Понятие информированного согласия относилось прежде всего к тому, что врачи должны были рассказывать пациентам. При этом практически не обсуждалось другое: как все это применить к исследованиям, подобным исследованию Саутэма, ведь подопытные не являлись пациентами данного врача. Пройдут еще десятилетия, прежде чем кому-нибудь придет в голову спросить, применимо ли понятие информированного согласия к случаям, подобным случаю Генриетты, когда ученые проводят исследования на тканях, уже не являющихся частью тела человека.
Однако три врача, отказавшиеся помогать в исследованиях Саутэма, считали инъекции раковых клеток людям без их согласия явным нарушением основных прав человека и нюрнбергского кодекса. Мандель считал иначе. Он нашел местного жителя, согласившегося вместо них делать инъекции, и 27 августа 1963 года три врача написали заявления об увольнении, причиной которого указали несоблюдение этических законов в исследовательской практике, и отправили их Манделю и как минимум одному журналисту. Получив письмо, Мандель созвал совещание с участием одного из этих врачей и обвинил всех троих в чрезмерной чувствительности вследствие их еврейского происхождения.
Однако один из членов совета директоров больницы — адвокат Уильям Хаймэн — не считал, что они были чрезмерно чувствительны. Узнав об увольнении врачей, он изъявил желание увидеть записи о пациентах — участниках данного исследования. В просьбе ему было отказано. Тем временем, спустя всего несколько дней после увольнения врачей, на одной из страниц New York Times появилась крохотная статья под заголовком «Швеция наказала онколога», посвященная исследователю Бертилю Бьёрклунду. Он вводил внутривенно себе и пациентам вакцину, созданную на основе клеток HeLa, которые он получил из лаборатории Джорджа Гая в таких огромных количествах, что мог бы, как шутили в статье, наполнить клетками HeLa бассейн или даже озеро и плавать в нем для повышения иммунитета. За эти инъекции HeLa Бьёрклунда выгнали из лаборатории, и Хаймэн надеялся на аналогичный исход для Саутэма.
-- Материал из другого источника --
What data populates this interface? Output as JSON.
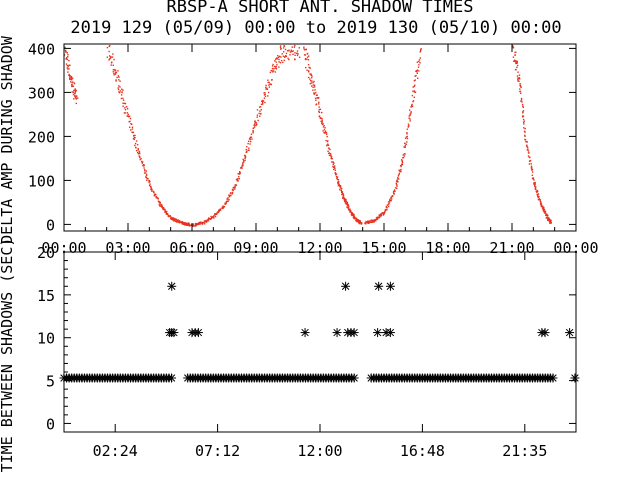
{
  "title": "RBSP-A SHORT ANT. SHADOW TIMES",
  "subtitle": "2019 129 (05/09) 00:00 to 2019 130 (05/10) 00:00",
  "colors": {
    "scatter": "#e8321e",
    "marks": "#000000",
    "axis": "#000000",
    "background": "#ffffff"
  },
  "chart_data": [
    {
      "type": "scatter",
      "title": "RBSP-A SHORT ANT. SHADOW TIMES",
      "ylabel": "DELTA AMP DURING SHADOW",
      "xlabel": "",
      "xlim": [
        "00:00",
        "00:00"
      ],
      "ylim": [
        -15,
        410
      ],
      "x_tick_labels": [
        "00:00",
        "03:00",
        "06:00",
        "09:00",
        "12:00",
        "15:00",
        "18:00",
        "21:00",
        "00:00"
      ],
      "y_tick_labels": [
        "0",
        "100",
        "200",
        "300",
        "400"
      ],
      "marker": "dot",
      "segments_description_hours_amp": [
        {
          "x": [
            0.0,
            0.3,
            0.6
          ],
          "y": [
            400,
            330,
            280
          ]
        },
        {
          "x": [
            2.0,
            2.5,
            3.0,
            3.5,
            4.0,
            4.5,
            5.0,
            5.5,
            5.9
          ],
          "y": [
            400,
            330,
            240,
            160,
            90,
            45,
            15,
            5,
            0
          ]
        },
        {
          "x": [
            6.0,
            6.5,
            7.0,
            7.5,
            8.0,
            8.5,
            9.0,
            9.5,
            10.0,
            10.5,
            11.0
          ],
          "y": [
            0,
            5,
            20,
            45,
            90,
            160,
            240,
            310,
            380,
            400,
            400
          ]
        },
        {
          "x": [
            11.2,
            11.6,
            12.0,
            12.4,
            12.8,
            13.1,
            13.4,
            13.7,
            13.9
          ],
          "y": [
            400,
            330,
            250,
            170,
            100,
            60,
            30,
            10,
            5
          ]
        },
        {
          "x": [
            14.1,
            14.5,
            15.0,
            15.5,
            15.9,
            16.3,
            16.7
          ],
          "y": [
            5,
            10,
            30,
            80,
            160,
            280,
            400
          ]
        },
        {
          "x": [
            21.0,
            21.3,
            21.6,
            22.0,
            22.3,
            22.6,
            22.8
          ],
          "y": [
            400,
            330,
            200,
            100,
            50,
            20,
            5
          ]
        }
      ]
    },
    {
      "type": "scatter",
      "ylabel": "TIME BETWEEN SHADOWS (SEC)",
      "xlabel": "",
      "xlim": [
        "00:00",
        "00:00"
      ],
      "ylim": [
        -1,
        20
      ],
      "x_tick_labels": [
        "02:24",
        "07:12",
        "12:00",
        "16:48",
        "21:35"
      ],
      "y_tick_labels": [
        "0",
        "5",
        "10",
        "15",
        "20"
      ],
      "marker": "asterisk",
      "baseline_value": 5.3,
      "baseline_ranges_hours": [
        [
          0.0,
          5.1
        ],
        [
          5.8,
          13.7
        ],
        [
          14.4,
          23.0
        ]
      ],
      "points": [
        {
          "x": 5.05,
          "y": 16
        },
        {
          "x": 4.95,
          "y": 10.6
        },
        {
          "x": 5.05,
          "y": 10.6
        },
        {
          "x": 5.15,
          "y": 10.6
        },
        {
          "x": 6.0,
          "y": 10.6
        },
        {
          "x": 6.15,
          "y": 10.6
        },
        {
          "x": 6.3,
          "y": 10.6
        },
        {
          "x": 11.3,
          "y": 10.6
        },
        {
          "x": 12.8,
          "y": 10.6
        },
        {
          "x": 13.2,
          "y": 16
        },
        {
          "x": 13.3,
          "y": 10.6
        },
        {
          "x": 13.45,
          "y": 10.6
        },
        {
          "x": 13.6,
          "y": 10.6
        },
        {
          "x": 14.7,
          "y": 10.6
        },
        {
          "x": 14.75,
          "y": 16
        },
        {
          "x": 15.1,
          "y": 10.6
        },
        {
          "x": 15.3,
          "y": 10.6
        },
        {
          "x": 15.3,
          "y": 16
        },
        {
          "x": 22.4,
          "y": 10.6
        },
        {
          "x": 22.55,
          "y": 10.6
        },
        {
          "x": 23.7,
          "y": 10.6
        },
        {
          "x": 23.95,
          "y": 5.3
        }
      ]
    }
  ]
}
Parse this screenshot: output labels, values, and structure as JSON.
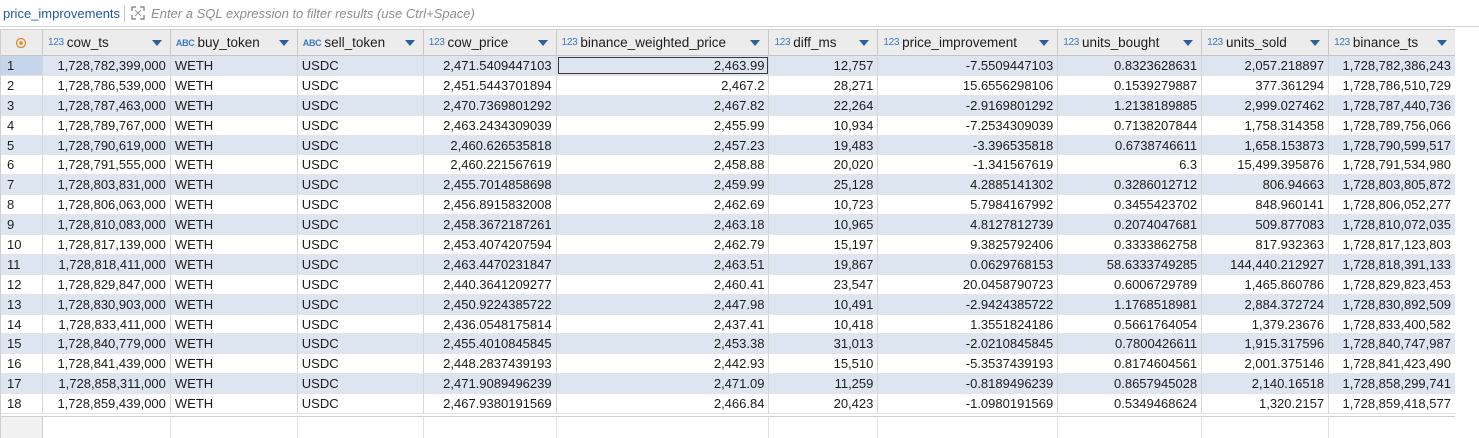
{
  "filter": {
    "table_name": "price_improvements",
    "placeholder": "Enter a SQL expression to filter results (use Ctrl+Space)"
  },
  "columns": [
    {
      "type": "123",
      "name": "cow_ts",
      "align": "num"
    },
    {
      "type": "ABC",
      "name": "buy_token",
      "align": "txt"
    },
    {
      "type": "ABC",
      "name": "sell_token",
      "align": "txt"
    },
    {
      "type": "123",
      "name": "cow_price",
      "align": "num"
    },
    {
      "type": "123",
      "name": "binance_weighted_price",
      "align": "num"
    },
    {
      "type": "123",
      "name": "diff_ms",
      "align": "num"
    },
    {
      "type": "123",
      "name": "price_improvement",
      "align": "num"
    },
    {
      "type": "123",
      "name": "units_bought",
      "align": "num"
    },
    {
      "type": "123",
      "name": "units_sold",
      "align": "num"
    },
    {
      "type": "123",
      "name": "binance_ts",
      "align": "num"
    }
  ],
  "rows": [
    [
      "1",
      "1,728,782,399,000",
      "WETH",
      "USDC",
      "2,471.5409447103",
      "2,463.99",
      "12,757",
      "-7.5509447103",
      "0.8323628631",
      "2,057.218897",
      "1,728,782,386,243"
    ],
    [
      "2",
      "1,728,786,539,000",
      "WETH",
      "USDC",
      "2,451.5443701894",
      "2,467.2",
      "28,271",
      "15.6556298106",
      "0.1539279887",
      "377.361294",
      "1,728,786,510,729"
    ],
    [
      "3",
      "1,728,787,463,000",
      "WETH",
      "USDC",
      "2,470.7369801292",
      "2,467.82",
      "22,264",
      "-2.9169801292",
      "1.2138189885",
      "2,999.027462",
      "1,728,787,440,736"
    ],
    [
      "4",
      "1,728,789,767,000",
      "WETH",
      "USDC",
      "2,463.2434309039",
      "2,455.99",
      "10,934",
      "-7.2534309039",
      "0.7138207844",
      "1,758.314358",
      "1,728,789,756,066"
    ],
    [
      "5",
      "1,728,790,619,000",
      "WETH",
      "USDC",
      "2,460.626535818",
      "2,457.23",
      "19,483",
      "-3.396535818",
      "0.6738746611",
      "1,658.153873",
      "1,728,790,599,517"
    ],
    [
      "6",
      "1,728,791,555,000",
      "WETH",
      "USDC",
      "2,460.221567619",
      "2,458.88",
      "20,020",
      "-1.341567619",
      "6.3",
      "15,499.395876",
      "1,728,791,534,980"
    ],
    [
      "7",
      "1,728,803,831,000",
      "WETH",
      "USDC",
      "2,455.7014858698",
      "2,459.99",
      "25,128",
      "4.2885141302",
      "0.3286012712",
      "806.94663",
      "1,728,803,805,872"
    ],
    [
      "8",
      "1,728,806,063,000",
      "WETH",
      "USDC",
      "2,456.8915832008",
      "2,462.69",
      "10,723",
      "5.7984167992",
      "0.3455423702",
      "848.960141",
      "1,728,806,052,277"
    ],
    [
      "9",
      "1,728,810,083,000",
      "WETH",
      "USDC",
      "2,458.3672187261",
      "2,463.18",
      "10,965",
      "4.8127812739",
      "0.2074047681",
      "509.877083",
      "1,728,810,072,035"
    ],
    [
      "10",
      "1,728,817,139,000",
      "WETH",
      "USDC",
      "2,453.4074207594",
      "2,462.79",
      "15,197",
      "9.3825792406",
      "0.3333862758",
      "817.932363",
      "1,728,817,123,803"
    ],
    [
      "11",
      "1,728,818,411,000",
      "WETH",
      "USDC",
      "2,463.4470231847",
      "2,463.51",
      "19,867",
      "0.0629768153",
      "58.6333749285",
      "144,440.212927",
      "1,728,818,391,133"
    ],
    [
      "12",
      "1,728,829,847,000",
      "WETH",
      "USDC",
      "2,440.3641209277",
      "2,460.41",
      "23,547",
      "20.0458790723",
      "0.6006729789",
      "1,465.860786",
      "1,728,829,823,453"
    ],
    [
      "13",
      "1,728,830,903,000",
      "WETH",
      "USDC",
      "2,450.9224385722",
      "2,447.98",
      "10,491",
      "-2.9424385722",
      "1.1768518981",
      "2,884.372724",
      "1,728,830,892,509"
    ],
    [
      "14",
      "1,728,833,411,000",
      "WETH",
      "USDC",
      "2,436.0548175814",
      "2,437.41",
      "10,418",
      "1.3551824186",
      "0.5661764054",
      "1,379.23676",
      "1,728,833,400,582"
    ],
    [
      "15",
      "1,728,840,779,000",
      "WETH",
      "USDC",
      "2,455.4010845845",
      "2,453.38",
      "31,013",
      "-2.0210845845",
      "0.7800426611",
      "1,915.317596",
      "1,728,840,747,987"
    ],
    [
      "16",
      "1,728,841,439,000",
      "WETH",
      "USDC",
      "2,448.2837439193",
      "2,442.93",
      "15,510",
      "-5.3537439193",
      "0.8174604561",
      "2,001.375146",
      "1,728,841,423,490"
    ],
    [
      "17",
      "1,728,858,311,000",
      "WETH",
      "USDC",
      "2,471.9089496239",
      "2,471.09",
      "11,259",
      "-0.8189496239",
      "0.8657945028",
      "2,140.16518",
      "1,728,858,299,741"
    ],
    [
      "18",
      "1,728,859,439,000",
      "WETH",
      "USDC",
      "2,467.9380191569",
      "2,466.84",
      "20,423",
      "-1.0980191569",
      "0.5349468624",
      "1,320.2157",
      "1,728,859,418,577"
    ]
  ],
  "colors": {
    "odd_row": "#dde6f0",
    "header_bg": "#ececec",
    "type_icon": "#3d79c7",
    "table_name": "#1f58a6"
  }
}
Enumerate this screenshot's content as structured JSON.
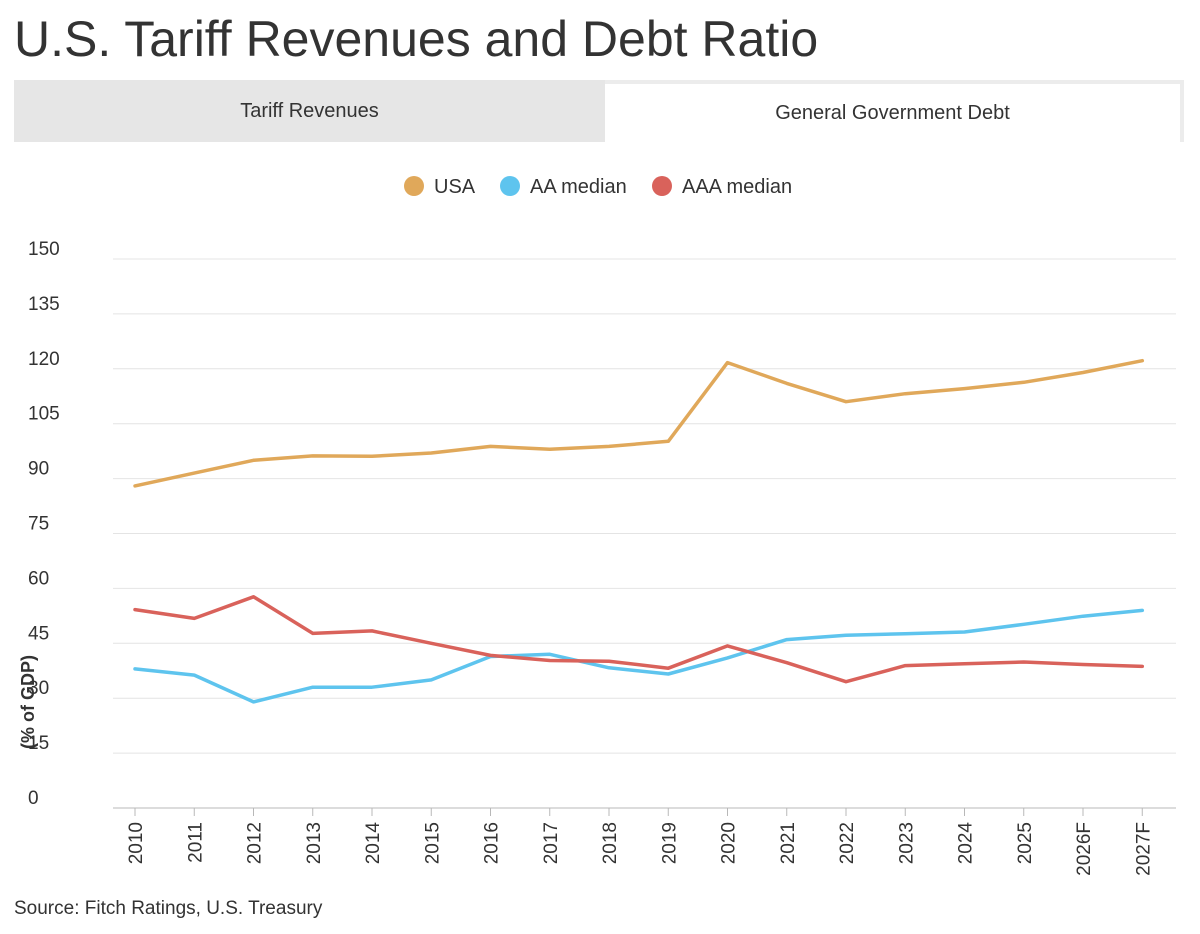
{
  "page": {
    "title": "U.S. Tariff Revenues and Debt Ratio",
    "source": "Source: Fitch Ratings, U.S. Treasury"
  },
  "tabs": [
    {
      "label": "Tariff Revenues",
      "active": false
    },
    {
      "label": "General Government Debt",
      "active": true
    }
  ],
  "chart_data": {
    "type": "line",
    "title": "",
    "xlabel": "",
    "ylabel": "(% of GDP)",
    "ylim": [
      0,
      150
    ],
    "yticks": [
      0,
      15,
      30,
      45,
      60,
      75,
      90,
      105,
      120,
      135,
      150
    ],
    "grid": true,
    "legend_position": "top-center",
    "categories": [
      "2010",
      "2011",
      "2012",
      "2013",
      "2014",
      "2015",
      "2016",
      "2017",
      "2018",
      "2019",
      "2020",
      "2021",
      "2022",
      "2023",
      "2024",
      "2025",
      "2026F",
      "2027F"
    ],
    "series": [
      {
        "name": "USA",
        "color": "#e0a85a",
        "values": [
          88,
          91.5,
          95,
          96.2,
          96.1,
          97,
          98.8,
          98,
          98.8,
          100.2,
          121.7,
          116,
          111,
          113.2,
          114.6,
          116.3,
          119,
          122.2
        ]
      },
      {
        "name": "AA median",
        "color": "#5ec4ee",
        "values": [
          38,
          36.3,
          29,
          33,
          33,
          35,
          41.4,
          42,
          38.3,
          36.6,
          41,
          46,
          47.2,
          47.6,
          48.1,
          50.2,
          52.4,
          54
        ]
      },
      {
        "name": "AAA median",
        "color": "#d9625b",
        "values": [
          54.2,
          51.8,
          57.7,
          47.7,
          48.4,
          45,
          41.7,
          40.3,
          40.1,
          38.2,
          44.3,
          39.7,
          34.5,
          38.9,
          39.4,
          39.9,
          39.2,
          38.7
        ]
      }
    ]
  }
}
Итак, в декабре 1963 года он возбудил против больницы иск о доступе к медицинским записям, связанным с данным исследованием.
Хаймэн сравнивал исследование Саутэма с исследованиями нацистов и представил данные под присягой письменные показания трех уволившихся врачей, где те описывали исследование Саутэма такими словами, как «незаконное, аморальное и прискорбное». Также Хаймэн взял письменное свидетельство под присягой у четвертого врача, который объяснил, что пациенты не смогли бы дать информированное согласие, даже если бы Саутэм спросил их: один из пациентов страдал тяжелым случаем болезни Паркинсона и не мог говорить, другие говорили только на идише, еще один пациент страдал рассеянным склерозом и депрессивным психозом. Тем не менее Хаймэн писал: «Мне сообщили, что согласие было необязательно… и что маловероятно, чтобы пациенты-евреи согласились на инъекции живых раковых клеток».